Foi preciso apenas uma hora para nada decidir

Foi preciso apenas uma hora para que o primeiro-ministro e o PSD anunciassem uma “convergência” sobre o método adoptado para se avançar para a construção do futuro aeroporto em Lisboa. Estão previstas obras no aeroporto Humberto Delgado e a criação de duas comissões (uma técnica independente e outra de acompanhamento) com um coordenador-geral, que irá elaborar uma avaliação ambiental estratégica sobre possíveis localizações, incluindo a de Santarém. O trabalho deverá estar concluído dentro de um ano. (PÚBLICO, 2022/09/23)

Mais uma remessa de avençados durante um ano, para já, para avaliar, acompanhar, et cetera.

Esteve presente nessa reunião de uma hora o ministro sombra das infra-estruturas, Pedro Nuno Santos, possivelmente a fazer corpo presente enquanto ouvia Luís Montenegro, que agora diz coisas.

Não sei se é preciso ou não aeroporto. Mas sei que este tema arrasta-se tão devagar que quando a decisão chegar, se chegar, poderá dar-se o caso da escolha surreal do Montijo já estar debaixo de água, tal como vêm avisando os oráculos das alterações climáticas.
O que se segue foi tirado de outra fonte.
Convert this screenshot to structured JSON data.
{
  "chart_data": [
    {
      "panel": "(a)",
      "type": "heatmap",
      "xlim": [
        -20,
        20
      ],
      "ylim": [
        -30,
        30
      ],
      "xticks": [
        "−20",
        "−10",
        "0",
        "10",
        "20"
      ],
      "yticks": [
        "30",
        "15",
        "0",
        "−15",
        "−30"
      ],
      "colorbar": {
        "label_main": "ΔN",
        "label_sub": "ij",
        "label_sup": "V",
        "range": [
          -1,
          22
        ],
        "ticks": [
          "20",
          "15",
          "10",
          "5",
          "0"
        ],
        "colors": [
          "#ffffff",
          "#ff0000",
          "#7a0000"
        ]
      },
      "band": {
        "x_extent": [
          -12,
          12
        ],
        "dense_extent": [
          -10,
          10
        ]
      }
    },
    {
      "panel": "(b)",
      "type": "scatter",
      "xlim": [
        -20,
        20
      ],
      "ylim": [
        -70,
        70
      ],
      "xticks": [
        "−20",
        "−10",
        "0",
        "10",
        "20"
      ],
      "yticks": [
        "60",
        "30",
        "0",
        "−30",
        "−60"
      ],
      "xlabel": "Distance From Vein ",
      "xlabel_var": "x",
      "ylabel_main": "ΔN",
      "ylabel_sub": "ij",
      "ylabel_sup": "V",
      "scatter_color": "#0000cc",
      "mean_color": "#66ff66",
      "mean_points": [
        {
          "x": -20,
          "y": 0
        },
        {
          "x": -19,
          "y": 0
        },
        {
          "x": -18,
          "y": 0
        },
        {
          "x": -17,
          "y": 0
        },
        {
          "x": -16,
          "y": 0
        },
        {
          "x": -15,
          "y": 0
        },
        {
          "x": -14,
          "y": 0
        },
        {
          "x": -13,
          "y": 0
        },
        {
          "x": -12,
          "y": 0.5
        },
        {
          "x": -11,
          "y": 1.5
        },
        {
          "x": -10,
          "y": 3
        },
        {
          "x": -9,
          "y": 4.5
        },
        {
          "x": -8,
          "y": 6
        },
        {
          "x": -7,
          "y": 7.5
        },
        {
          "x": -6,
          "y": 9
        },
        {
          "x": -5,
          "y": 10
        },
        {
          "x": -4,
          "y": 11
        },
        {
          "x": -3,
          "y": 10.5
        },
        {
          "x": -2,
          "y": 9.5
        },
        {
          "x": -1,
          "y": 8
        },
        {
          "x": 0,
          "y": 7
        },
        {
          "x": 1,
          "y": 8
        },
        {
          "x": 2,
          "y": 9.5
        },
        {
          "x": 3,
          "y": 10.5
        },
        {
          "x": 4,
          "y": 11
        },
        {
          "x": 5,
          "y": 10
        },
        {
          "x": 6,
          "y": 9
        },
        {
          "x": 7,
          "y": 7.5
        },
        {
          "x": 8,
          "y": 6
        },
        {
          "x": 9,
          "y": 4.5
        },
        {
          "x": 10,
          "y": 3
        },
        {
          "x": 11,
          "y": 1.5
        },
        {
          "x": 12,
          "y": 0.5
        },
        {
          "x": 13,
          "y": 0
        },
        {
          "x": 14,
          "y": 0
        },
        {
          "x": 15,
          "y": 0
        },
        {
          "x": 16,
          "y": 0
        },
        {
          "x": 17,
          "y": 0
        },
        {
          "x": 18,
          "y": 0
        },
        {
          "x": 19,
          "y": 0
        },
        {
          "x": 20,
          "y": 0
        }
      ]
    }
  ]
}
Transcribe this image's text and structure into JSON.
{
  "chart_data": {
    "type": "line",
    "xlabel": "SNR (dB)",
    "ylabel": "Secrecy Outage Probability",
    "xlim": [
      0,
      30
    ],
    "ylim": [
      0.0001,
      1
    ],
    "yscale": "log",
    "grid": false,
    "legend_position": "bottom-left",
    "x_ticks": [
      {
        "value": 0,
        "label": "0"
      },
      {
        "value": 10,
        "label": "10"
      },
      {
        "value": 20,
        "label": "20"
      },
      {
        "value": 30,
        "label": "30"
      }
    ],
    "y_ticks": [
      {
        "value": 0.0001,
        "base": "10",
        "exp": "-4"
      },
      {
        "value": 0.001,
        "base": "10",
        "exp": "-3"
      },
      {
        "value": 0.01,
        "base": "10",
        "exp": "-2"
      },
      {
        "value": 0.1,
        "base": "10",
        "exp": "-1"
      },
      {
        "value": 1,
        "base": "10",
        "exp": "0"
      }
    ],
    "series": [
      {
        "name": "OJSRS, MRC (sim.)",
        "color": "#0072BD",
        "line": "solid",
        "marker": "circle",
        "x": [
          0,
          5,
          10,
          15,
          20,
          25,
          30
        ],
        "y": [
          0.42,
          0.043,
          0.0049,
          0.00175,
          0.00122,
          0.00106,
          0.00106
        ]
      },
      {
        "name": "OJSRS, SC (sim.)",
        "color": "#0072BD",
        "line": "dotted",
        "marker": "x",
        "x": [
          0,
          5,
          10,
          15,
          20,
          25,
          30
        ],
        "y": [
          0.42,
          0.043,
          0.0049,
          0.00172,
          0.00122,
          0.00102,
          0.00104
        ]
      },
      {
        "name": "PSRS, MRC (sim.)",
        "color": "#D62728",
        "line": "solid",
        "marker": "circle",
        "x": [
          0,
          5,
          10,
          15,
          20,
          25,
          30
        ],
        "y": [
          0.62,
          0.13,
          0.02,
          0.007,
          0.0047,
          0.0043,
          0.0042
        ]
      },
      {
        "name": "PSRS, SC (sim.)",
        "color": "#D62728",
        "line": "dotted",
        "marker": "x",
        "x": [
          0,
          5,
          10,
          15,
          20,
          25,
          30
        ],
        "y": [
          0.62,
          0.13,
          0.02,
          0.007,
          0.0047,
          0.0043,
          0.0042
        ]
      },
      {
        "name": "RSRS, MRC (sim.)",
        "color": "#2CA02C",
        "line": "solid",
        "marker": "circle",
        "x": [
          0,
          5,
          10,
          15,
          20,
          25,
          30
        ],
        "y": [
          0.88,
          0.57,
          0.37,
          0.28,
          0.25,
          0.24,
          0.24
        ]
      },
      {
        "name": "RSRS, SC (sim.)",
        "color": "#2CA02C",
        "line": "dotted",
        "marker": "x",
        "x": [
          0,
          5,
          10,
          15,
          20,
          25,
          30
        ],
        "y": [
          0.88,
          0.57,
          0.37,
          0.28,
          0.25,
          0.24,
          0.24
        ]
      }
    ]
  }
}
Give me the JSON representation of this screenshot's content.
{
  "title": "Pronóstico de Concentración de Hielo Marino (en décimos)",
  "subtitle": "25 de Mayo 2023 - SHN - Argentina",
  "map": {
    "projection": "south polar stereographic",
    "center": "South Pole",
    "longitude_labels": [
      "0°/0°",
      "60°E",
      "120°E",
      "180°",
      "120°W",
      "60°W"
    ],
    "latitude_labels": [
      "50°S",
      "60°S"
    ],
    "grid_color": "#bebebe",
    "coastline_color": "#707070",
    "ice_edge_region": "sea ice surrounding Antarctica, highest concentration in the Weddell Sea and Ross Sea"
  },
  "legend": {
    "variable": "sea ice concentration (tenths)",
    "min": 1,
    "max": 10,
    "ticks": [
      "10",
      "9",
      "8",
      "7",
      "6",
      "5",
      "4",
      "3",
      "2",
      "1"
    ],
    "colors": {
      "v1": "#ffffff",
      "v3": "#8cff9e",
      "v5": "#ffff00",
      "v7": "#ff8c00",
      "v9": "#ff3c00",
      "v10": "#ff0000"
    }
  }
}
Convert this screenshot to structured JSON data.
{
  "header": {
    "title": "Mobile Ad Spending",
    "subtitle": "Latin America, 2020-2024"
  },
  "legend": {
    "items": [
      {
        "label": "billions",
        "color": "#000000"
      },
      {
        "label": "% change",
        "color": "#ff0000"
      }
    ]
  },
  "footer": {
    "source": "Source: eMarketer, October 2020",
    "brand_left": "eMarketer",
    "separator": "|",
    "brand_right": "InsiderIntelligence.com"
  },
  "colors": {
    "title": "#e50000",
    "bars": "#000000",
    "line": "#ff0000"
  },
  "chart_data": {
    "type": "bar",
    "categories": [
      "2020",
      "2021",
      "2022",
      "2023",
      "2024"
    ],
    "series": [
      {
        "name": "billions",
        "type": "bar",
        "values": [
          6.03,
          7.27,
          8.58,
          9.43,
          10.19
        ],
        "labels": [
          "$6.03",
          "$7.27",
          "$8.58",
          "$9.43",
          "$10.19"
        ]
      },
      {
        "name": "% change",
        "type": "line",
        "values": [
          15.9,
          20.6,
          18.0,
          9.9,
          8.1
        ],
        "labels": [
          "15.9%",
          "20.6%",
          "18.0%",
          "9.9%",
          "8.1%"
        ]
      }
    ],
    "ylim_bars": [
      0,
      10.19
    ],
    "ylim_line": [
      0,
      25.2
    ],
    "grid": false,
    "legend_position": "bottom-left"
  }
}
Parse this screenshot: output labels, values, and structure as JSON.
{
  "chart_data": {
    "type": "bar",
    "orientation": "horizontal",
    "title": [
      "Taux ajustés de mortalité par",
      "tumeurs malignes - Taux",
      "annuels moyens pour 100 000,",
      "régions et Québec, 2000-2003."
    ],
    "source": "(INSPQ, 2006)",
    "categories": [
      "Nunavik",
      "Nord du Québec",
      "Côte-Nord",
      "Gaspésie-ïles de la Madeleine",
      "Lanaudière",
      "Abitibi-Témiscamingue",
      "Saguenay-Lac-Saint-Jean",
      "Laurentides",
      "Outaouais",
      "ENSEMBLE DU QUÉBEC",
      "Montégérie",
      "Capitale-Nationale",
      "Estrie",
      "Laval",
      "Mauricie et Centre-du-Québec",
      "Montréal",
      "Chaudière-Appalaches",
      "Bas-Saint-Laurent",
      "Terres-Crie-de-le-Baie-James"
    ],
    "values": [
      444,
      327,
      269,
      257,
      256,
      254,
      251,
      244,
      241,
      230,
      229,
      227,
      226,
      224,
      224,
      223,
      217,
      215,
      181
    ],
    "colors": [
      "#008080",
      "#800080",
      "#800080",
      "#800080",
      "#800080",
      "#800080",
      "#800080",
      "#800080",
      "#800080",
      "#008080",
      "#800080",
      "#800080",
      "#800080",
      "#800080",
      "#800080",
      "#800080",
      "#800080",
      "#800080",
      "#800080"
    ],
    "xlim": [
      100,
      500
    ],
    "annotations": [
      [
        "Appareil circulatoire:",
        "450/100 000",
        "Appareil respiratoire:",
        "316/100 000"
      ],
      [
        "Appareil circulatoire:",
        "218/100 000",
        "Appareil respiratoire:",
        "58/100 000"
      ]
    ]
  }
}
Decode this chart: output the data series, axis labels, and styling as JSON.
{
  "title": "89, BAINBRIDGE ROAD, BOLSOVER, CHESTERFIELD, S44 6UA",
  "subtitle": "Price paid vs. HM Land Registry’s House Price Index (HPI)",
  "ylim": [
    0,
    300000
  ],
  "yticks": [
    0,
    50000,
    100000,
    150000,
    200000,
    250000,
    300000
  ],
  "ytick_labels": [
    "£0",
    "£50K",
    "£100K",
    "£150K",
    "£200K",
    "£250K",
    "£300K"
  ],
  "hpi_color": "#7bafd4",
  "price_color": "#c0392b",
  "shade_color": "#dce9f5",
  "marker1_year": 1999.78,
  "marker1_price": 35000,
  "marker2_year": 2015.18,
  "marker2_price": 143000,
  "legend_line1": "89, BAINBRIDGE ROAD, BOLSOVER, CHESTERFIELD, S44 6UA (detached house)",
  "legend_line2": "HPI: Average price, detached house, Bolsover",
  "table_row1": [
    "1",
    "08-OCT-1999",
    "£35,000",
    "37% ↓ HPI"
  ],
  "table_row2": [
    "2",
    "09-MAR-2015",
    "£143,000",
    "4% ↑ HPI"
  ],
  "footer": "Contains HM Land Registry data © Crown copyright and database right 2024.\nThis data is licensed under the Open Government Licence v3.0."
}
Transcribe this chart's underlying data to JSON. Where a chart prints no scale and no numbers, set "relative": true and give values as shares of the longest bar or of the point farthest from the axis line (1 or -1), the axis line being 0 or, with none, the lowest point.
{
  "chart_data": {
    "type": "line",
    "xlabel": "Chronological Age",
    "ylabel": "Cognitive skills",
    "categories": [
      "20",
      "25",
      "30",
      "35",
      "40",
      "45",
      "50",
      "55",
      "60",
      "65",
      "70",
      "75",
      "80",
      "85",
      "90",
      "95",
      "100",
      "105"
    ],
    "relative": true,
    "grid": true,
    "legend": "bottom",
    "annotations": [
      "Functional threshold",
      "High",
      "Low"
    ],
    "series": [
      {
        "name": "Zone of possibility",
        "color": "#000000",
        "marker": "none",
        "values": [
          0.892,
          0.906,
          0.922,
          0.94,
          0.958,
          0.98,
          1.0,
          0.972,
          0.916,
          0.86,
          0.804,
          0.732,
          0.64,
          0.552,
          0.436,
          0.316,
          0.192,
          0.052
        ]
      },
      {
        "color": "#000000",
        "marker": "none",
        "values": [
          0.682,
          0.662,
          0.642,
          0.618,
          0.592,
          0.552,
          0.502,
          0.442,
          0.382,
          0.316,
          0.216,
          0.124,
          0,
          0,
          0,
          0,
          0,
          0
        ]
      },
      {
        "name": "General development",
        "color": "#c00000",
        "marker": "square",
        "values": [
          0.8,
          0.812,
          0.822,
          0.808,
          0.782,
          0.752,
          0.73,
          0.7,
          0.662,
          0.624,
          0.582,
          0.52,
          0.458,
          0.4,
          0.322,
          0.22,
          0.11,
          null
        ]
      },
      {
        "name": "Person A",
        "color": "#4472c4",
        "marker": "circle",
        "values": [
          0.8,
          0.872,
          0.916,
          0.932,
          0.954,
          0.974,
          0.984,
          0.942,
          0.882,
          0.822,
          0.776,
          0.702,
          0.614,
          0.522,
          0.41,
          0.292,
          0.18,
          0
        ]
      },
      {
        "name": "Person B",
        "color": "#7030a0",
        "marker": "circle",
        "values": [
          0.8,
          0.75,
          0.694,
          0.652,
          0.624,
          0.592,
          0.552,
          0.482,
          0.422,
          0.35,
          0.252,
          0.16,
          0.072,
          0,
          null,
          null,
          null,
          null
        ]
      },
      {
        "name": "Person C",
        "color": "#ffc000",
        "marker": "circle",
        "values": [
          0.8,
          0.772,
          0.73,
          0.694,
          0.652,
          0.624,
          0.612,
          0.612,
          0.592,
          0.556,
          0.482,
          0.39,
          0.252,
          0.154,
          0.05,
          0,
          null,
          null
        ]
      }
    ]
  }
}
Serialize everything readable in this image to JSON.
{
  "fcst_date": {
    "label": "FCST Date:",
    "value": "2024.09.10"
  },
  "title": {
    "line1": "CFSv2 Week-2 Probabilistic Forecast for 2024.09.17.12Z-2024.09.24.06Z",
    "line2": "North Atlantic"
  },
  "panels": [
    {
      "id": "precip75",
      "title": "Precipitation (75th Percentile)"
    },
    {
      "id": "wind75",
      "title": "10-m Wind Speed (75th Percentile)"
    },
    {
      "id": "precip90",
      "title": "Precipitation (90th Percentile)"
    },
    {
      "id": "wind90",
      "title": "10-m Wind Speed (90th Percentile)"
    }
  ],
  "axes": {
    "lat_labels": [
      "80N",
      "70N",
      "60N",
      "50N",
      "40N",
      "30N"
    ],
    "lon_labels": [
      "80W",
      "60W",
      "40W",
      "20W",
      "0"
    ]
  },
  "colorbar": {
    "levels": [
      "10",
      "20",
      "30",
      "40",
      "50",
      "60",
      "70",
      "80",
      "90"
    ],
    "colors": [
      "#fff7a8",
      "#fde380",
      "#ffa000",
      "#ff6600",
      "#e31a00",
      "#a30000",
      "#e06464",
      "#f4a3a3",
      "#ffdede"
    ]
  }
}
Costini, como lhe chama João Miguel Tavares, nos seus passes de mágica, feitos de empurranços com a barriga. Claro que não são truques, sr. Primeiro-Ministro. Poderia algum vez V. Ex.a ser capaz de tal coisa?

Comments

  1. Paulo Marques says:

    Fosse o problema só Costa, e já tinha sido obrigado a tomar uma decisão. Quer-se turismo barato com mão de obra barata (sem o admitir), mas metade não quer perceber que é frágil e só tem alguma garantia com um hub que só existe com uma companhia aérea, e quase ninguém quer perceber que não garante coisa nenhuma se for deixada ao seu próprio desígnio.
    É tudo uma questão de vibes de que isto vai funcionar com diferentes variantes de incentivos correctos ao mercado, o mesmo que anda a funcionar tão bem depois dos incentivos correctos a não ter margem nas cadeias de produção. Acho que Cristo reaparece mais cedo.

  2. Joana Quelhas says:

    A única coisa boa dum governo Socialista é a sua imensa ineficiência.
    Quanto mais tempo demoram a decidir melhor. Eu diria que óptimo seria o tempo de decisão ser infinito.
    Só dessa forma estaríamos livres dos absurdos do socialismo.
    Ai de nós que fossem eficientes.
    Este caso do aeroporto é paradigmático.
    Ouvimos falar da necessidade de um aeroporto talvez desde 2005.
    Imagine-se que a decisão da sua construção tinha sido decidida digamos em 2008 e iniciada a sua construção em 2010.
    Os parolos do populaça tinham ficado convencidos que realmente a sua construção era uma urgência premente e já tínhamos nas costas 12 anos de juros de uma dívida causada pela necessidade dos socialistas contentarem os seus lobbys preferidos.

    Joana Quelhas

    • POIS! says:

      Pois está claro!

      A Juannnna Qwelllasss não precisa dessas coisas. A única vez que voou foi nas escadas do prédio depois de tropeçar num balde da mulher-a-dias. E bastou, porque aterrou onde queria: o capacho da vizinha de baixo, que é de marca “Christian Fischbacher”.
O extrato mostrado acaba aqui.